Redeeming negative emotions

Aggressive negative emotions can prevent us from moving forward in productive ways. Through prayer, we can replace these emotions with God-given qualities such as love and joy, which bring freedom and blessing.

Christian Science Perspective audio edition
Loading the player...

Strong emotions. They can be lurking just below the surface, or they can be very visible and often aggressive. This might seem normal, considering the many issues the world is facing. And while some strong emotions – such as deep love and genuine care – are positive, it’s the intense negative emotions that can keep us from moving forward. Can such emotions be redeemed?

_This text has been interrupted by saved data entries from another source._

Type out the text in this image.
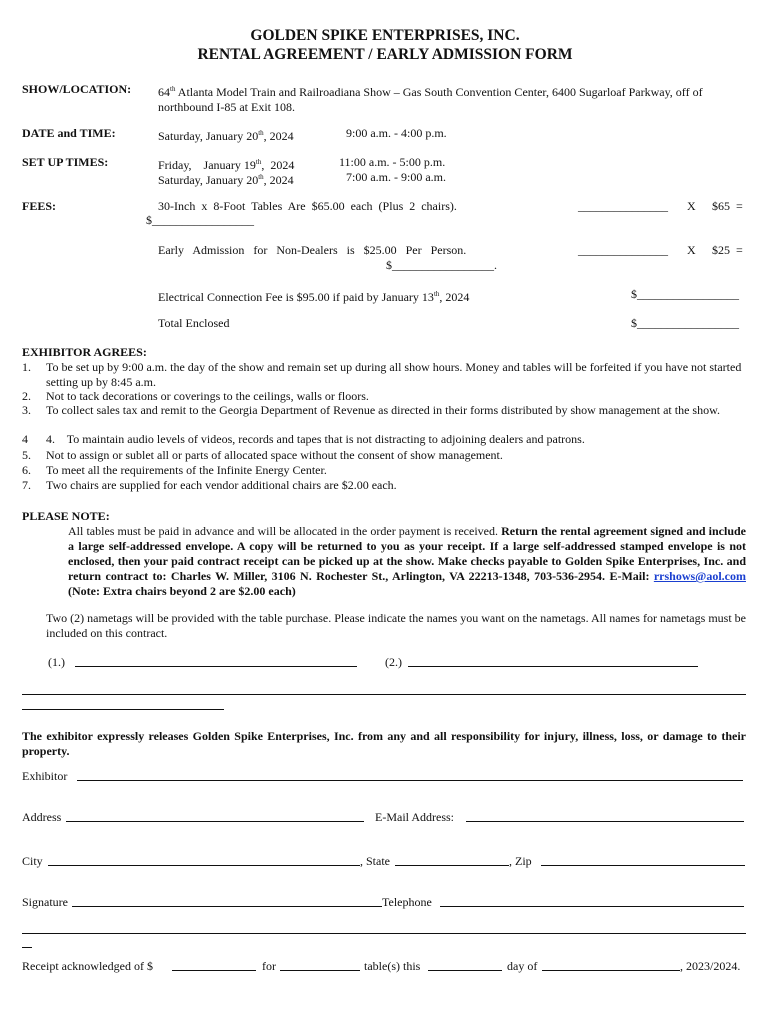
GOLDEN SPIKE ENTERPRISES, INC.
RENTAL AGREEMENT / EARLY ADMISSION FORM
SHOW/LOCATION: 64th Atlanta Model Train and Railroadiana Show – Gas South Convention Center, 6400 Sugarloaf Parkway, off of northbound I-85 at Exit 108.
DATE and TIME:	Saturday, January 20th, 2024	9:00 a.m. - 4:00 p.m.
SET UP TIMES:	Friday,    January 19th,  2024	11:00 a.m. - 5:00 p.m.
Saturday, January 20th, 2024	7:00 a.m. - 9:00 a.m.
FEES:	30-Inch  x  8-Foot  Tables  Are  $65.00  each  (Plus  2  chairs).	_______________ X $65  =
$_________________
Early   Admission   for   Non-Dealers   is   $25.00   Per   Person.	_______________ X $25  =
$_________________.
Electrical Connection Fee is $95.00 if paid by January 13th, 2024	$_________________
Total Enclosed	$_________________
EXHIBITOR AGREES:
1. To be set up by 9:00 a.m. the day of the show and remain set up during all show hours. Money and tables will be forfeited if you have not started setting up by 8:45 a.m.
2. Not to tack decorations or coverings to the ceilings, walls or floors.
3. To collect sales tax and remit to the Georgia Department of Revenue as directed in their forms distributed by show management at the show.
4 4.    To maintain audio levels of videos, records and tapes that is not distracting to adjoining dealers and patrons.
5. Not to assign or sublet all or parts of allocated space without the consent of show management.
6. To meet all the requirements of the Infinite Energy Center.
7. Two chairs are supplied for each vendor additional chairs are $2.00 each.
PLEASE NOTE:
All tables must be paid in advance and will be allocated in the order payment is received. Return the rental agreement signed and include a large self-addressed envelope. A copy will be returned to you as your receipt. If a large self-addressed stamped envelope is not enclosed, then your paid contract receipt can be picked up at the show. Make checks payable to Golden Spike Enterprises, Inc. and return contract to: Charles W. Miller, 3106 N. Rochester St., Arlington, VA 22213-1348, 703-536-2954. E-Mail: rrshows@aol.com (Note: Extra chairs beyond 2 are $2.00 each)
Two (2) nametags will be provided with the table purchase. Please indicate the names you want on the nametags. All names for nametags must be included on this contract.
(1.)	(2.)
The exhibitor expressly releases Golden Spike Enterprises, Inc. from any and all responsibility for injury, illness, loss, or damage to their property.
Exhibitor
Address	E-Mail Address:
City	, State	, Zip
Signature	Telephone
Receipt acknowledged of $	for	table(s) this	day of	, 2023/2024.
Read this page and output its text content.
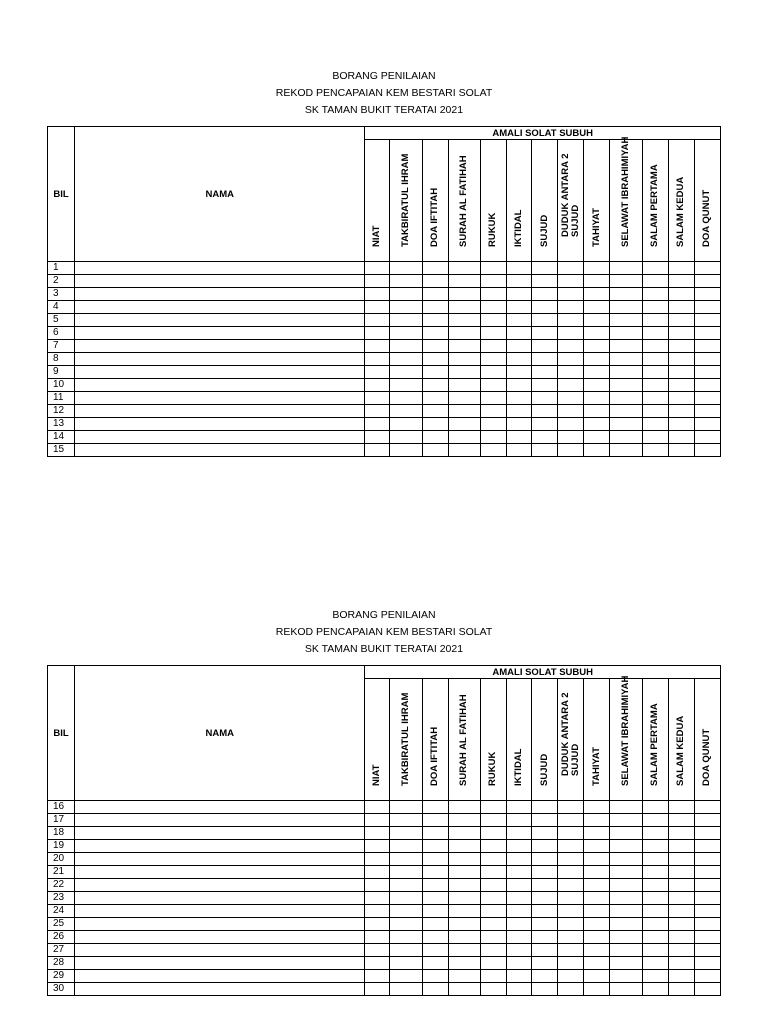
BORANG PENILAIAN
REKOD PENCAPAIAN KEM BESTARI SOLAT
SK TAMAN BUKIT TERATAI 2021
BIL	NAMA	AMALI SOLAT SUBUH												

		NIAT	TAKBIRATUL IHRAM	DOA IFTITAH	SURAH AL FATIHAH	RUKUK	IKTIDAL	SUJUD	DUDUK ANTARA 2 SUJUD	TAHIYAT	SELAWAT IBRAHIMIYAH	SALAM PERTAMA	SALAM KEDUA	DOA QUNUT

1														

2														

3														

4														

5														

6														

7														

8														

9														

10														

11														

12														

13														

14														

15														

BORANG PENILAIAN
REKOD PENCAPAIAN KEM BESTARI SOLAT
SK TAMAN BUKIT TERATAI 2021
BIL	NAMA	AMALI SOLAT SUBUH												

		NIAT	TAKBIRATUL IHRAM	DOA IFTITAH	SURAH AL FATIHAH	RUKUK	IKTIDAL	SUJUD	DUDUK ANTARA 2 SUJUD	TAHIYAT	SELAWAT IBRAHIMIYAH	SALAM PERTAMA	SALAM KEDUA	DOA QUNUT

16														

17														

18														

19														

20														

21														

22														

23														

24														

25														

26														

27														

28														

29														

30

The movie “The Railway Man” not only stirred my heart but showed me that the mighty wrestling with strong emotions can result in good. In this movie based on a true story, a British former prisoner of war who had been in a World War II Japanese prison camp decides, after thirty years of anguish, to seek out the man who tortured him.

Although there is much more to the story, the two finally embrace in a very poignant scene and then remain friends for years. Both men – one who had been ridden with guilt, the other with bitterness – were able to abandon their strong negative emotions that might otherwise have undone them and gain a blessing. They both were moved to reconciliation by something higher, something more powerful and merciful than what appeared to be going on to the human eye.

Although the word “emotion” is not found in the Bible, there are many accounts that indicate the healing and transforming power of spiritual feelings, such as joy and serenity that come from Soul, another biblically based name for God.

Jesus perfectly manifested the Christ, the divine nature of God, which guided him in everything he did. Through the Christ, Jesus healed a leper living with constant rejection and calmed a storm when his disciples were terrified of dying at sea. Jesus proved the protecting power of the divine nature when he went unseen through an angry crowd who wanted to push him off a cliff. “Moved with compassion,” Jesus healed the multitudes.

Christian Science fully embraces the universal truths of the Bible, including the teachings of Jesus. What Christian Science teaches highlights how the Christ, filled with grace and love, comes to our rescue in the midst of trouble, revealing everyone’s real, spiritual identity. It moves us Spiritward when strong emotions would try to confuse and blind us to spiritual qualities such as purity and peace that God gives to all of us.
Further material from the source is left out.